Ecto poolboy checkout timeouts

bobics · August 31, 2019, 7:56pm

I’m seeing an issue where all the poolboy database workers in our pool are being used after some request load (not a lot) on our server. :poolboy.status/1 shows the state as full. Even when the request load drops, all the poolboy workers are still busy. Error log:

GenServer #PID<0.21289.1135> terminating ** (stop) exited in: :gen_server.call(App.Repo.Pool, {:checkout, #Reference<0.2565884396.2513436674.60058>, true}, 5000) ** (EXIT) time out

In our postgres logs we immediately start seeing, and very few queries going through:


unexpected EOF on client connection with an open transaction

The issue seems similar to https://github.com/elixir-ecto/db_connection/issues/127 except we’re on OTP 21.0.5 where that bug is already fixed.
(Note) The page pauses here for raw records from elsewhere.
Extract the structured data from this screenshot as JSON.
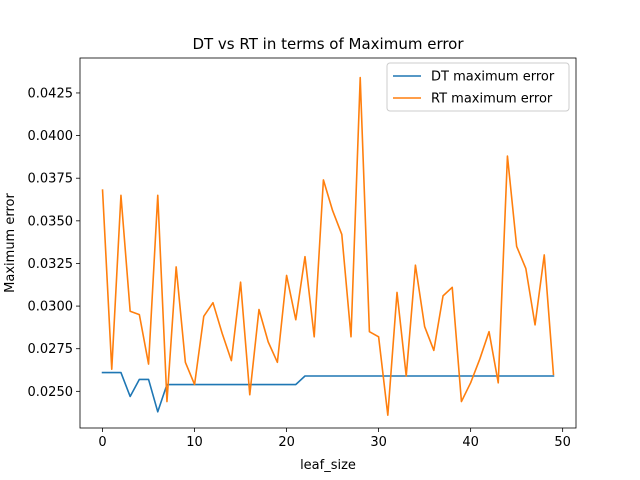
{
  "chart_data": {
    "type": "line",
    "title": "DT vs RT in terms of Maximum error",
    "xlabel": "leaf_size",
    "ylabel": "Maximum error",
    "xlim": [
      -2.45,
      51.45
    ],
    "ylim": [
      0.02285,
      0.04455
    ],
    "xticks": [
      0,
      10,
      20,
      30,
      40,
      50
    ],
    "xtick_labels": [
      "0",
      "10",
      "20",
      "30",
      "40",
      "50"
    ],
    "yticks": [
      0.025,
      0.0275,
      0.03,
      0.0325,
      0.035,
      0.0375,
      0.04,
      0.0425
    ],
    "ytick_labels": [
      "0.0250",
      "0.0275",
      "0.0300",
      "0.0325",
      "0.0350",
      "0.0375",
      "0.0400",
      "0.0425"
    ],
    "grid": false,
    "legend_position": "top-right",
    "x": [
      0,
      1,
      2,
      3,
      4,
      5,
      6,
      7,
      8,
      9,
      10,
      11,
      12,
      13,
      14,
      15,
      16,
      17,
      18,
      19,
      20,
      21,
      22,
      23,
      24,
      25,
      26,
      27,
      28,
      29,
      30,
      31,
      32,
      33,
      34,
      35,
      36,
      37,
      38,
      39,
      40,
      41,
      42,
      43,
      44,
      45,
      46,
      47,
      48,
      49
    ],
    "series": [
      {
        "name": "DT maximum error",
        "color": "#1f77b4",
        "values": [
          0.0261,
          0.0261,
          0.0261,
          0.0247,
          0.0257,
          0.0257,
          0.0238,
          0.0254,
          0.0254,
          0.0254,
          0.0254,
          0.0254,
          0.0254,
          0.0254,
          0.0254,
          0.0254,
          0.0254,
          0.0254,
          0.0254,
          0.0254,
          0.0254,
          0.0254,
          0.0259,
          0.0259,
          0.0259,
          0.0259,
          0.0259,
          0.0259,
          0.0259,
          0.0259,
          0.0259,
          0.0259,
          0.0259,
          0.0259,
          0.0259,
          0.0259,
          0.0259,
          0.0259,
          0.0259,
          0.0259,
          0.0259,
          0.0259,
          0.0259,
          0.0259,
          0.0259,
          0.0259,
          0.0259,
          0.0259,
          0.0259,
          0.0259
        ]
      },
      {
        "name": "RT maximum error",
        "color": "#ff7f0e",
        "values": [
          0.0368,
          0.0263,
          0.0365,
          0.0297,
          0.0295,
          0.0266,
          0.0365,
          0.0244,
          0.0323,
          0.0267,
          0.0254,
          0.0294,
          0.0302,
          0.0284,
          0.0268,
          0.0314,
          0.0248,
          0.0298,
          0.0279,
          0.0267,
          0.0318,
          0.0292,
          0.0329,
          0.0282,
          0.0374,
          0.0356,
          0.0342,
          0.0282,
          0.0434,
          0.0285,
          0.0282,
          0.0236,
          0.0308,
          0.0259,
          0.0324,
          0.0288,
          0.0274,
          0.0306,
          0.0311,
          0.0244,
          0.0255,
          0.0269,
          0.0285,
          0.0255,
          0.0388,
          0.0335,
          0.0322,
          0.0289,
          0.033,
          0.026
        ]
      }
    ]
  }
}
We don’t have a specific repro case, except that it seems to occur under some request load. The DB isn’t under any significant load. This typically occurs anywhere from 30 minutes to a few hours, and the request load doesn’t vary significantly during that period as far as I can tell. What’s odd is that the application goes from sub 50ms mean response time to unresponsive almost immediately when the issue occurs, and then never recovers until we restart.

Using Ecto 2.2.10, db_connection 1.1.3

Hoping someone here can provide some leads, thanks!
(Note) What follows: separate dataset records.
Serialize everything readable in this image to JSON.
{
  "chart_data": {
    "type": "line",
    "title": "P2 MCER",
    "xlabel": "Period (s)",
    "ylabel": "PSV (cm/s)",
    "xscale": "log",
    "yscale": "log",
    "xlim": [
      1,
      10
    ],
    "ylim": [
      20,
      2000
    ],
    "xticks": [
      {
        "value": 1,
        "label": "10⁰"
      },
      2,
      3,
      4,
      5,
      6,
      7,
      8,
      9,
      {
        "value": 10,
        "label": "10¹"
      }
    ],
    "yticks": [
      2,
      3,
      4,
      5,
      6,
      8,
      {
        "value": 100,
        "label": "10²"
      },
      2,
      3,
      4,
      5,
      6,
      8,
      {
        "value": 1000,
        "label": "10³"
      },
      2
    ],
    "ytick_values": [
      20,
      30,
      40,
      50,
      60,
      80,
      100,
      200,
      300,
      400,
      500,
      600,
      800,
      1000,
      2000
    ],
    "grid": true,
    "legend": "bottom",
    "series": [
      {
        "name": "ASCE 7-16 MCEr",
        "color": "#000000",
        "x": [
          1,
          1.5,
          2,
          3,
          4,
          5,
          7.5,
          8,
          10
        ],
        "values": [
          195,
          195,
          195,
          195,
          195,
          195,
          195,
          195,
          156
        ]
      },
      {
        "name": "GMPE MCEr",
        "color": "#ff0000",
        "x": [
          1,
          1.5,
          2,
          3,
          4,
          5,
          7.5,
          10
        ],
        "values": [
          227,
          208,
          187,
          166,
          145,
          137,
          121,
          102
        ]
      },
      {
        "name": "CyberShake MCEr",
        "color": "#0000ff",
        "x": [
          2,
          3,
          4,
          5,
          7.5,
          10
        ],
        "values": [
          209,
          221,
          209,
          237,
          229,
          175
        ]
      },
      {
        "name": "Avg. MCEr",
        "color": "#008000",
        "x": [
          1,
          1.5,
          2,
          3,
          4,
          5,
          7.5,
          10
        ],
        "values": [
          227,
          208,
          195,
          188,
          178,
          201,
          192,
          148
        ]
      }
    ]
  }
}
bobics · September 1, 2019, 6:33am

Did a bunch of debugging today, I think the underlying issue is due to some long running transactions (which don’t get logged properly so we weren’t seeing them in our postgres logs). I’ll update this thread when I confirm.

alexfilatov · February 10, 2022, 9:56am

hey @bobics , any chance you solved this back in 2019? thanks!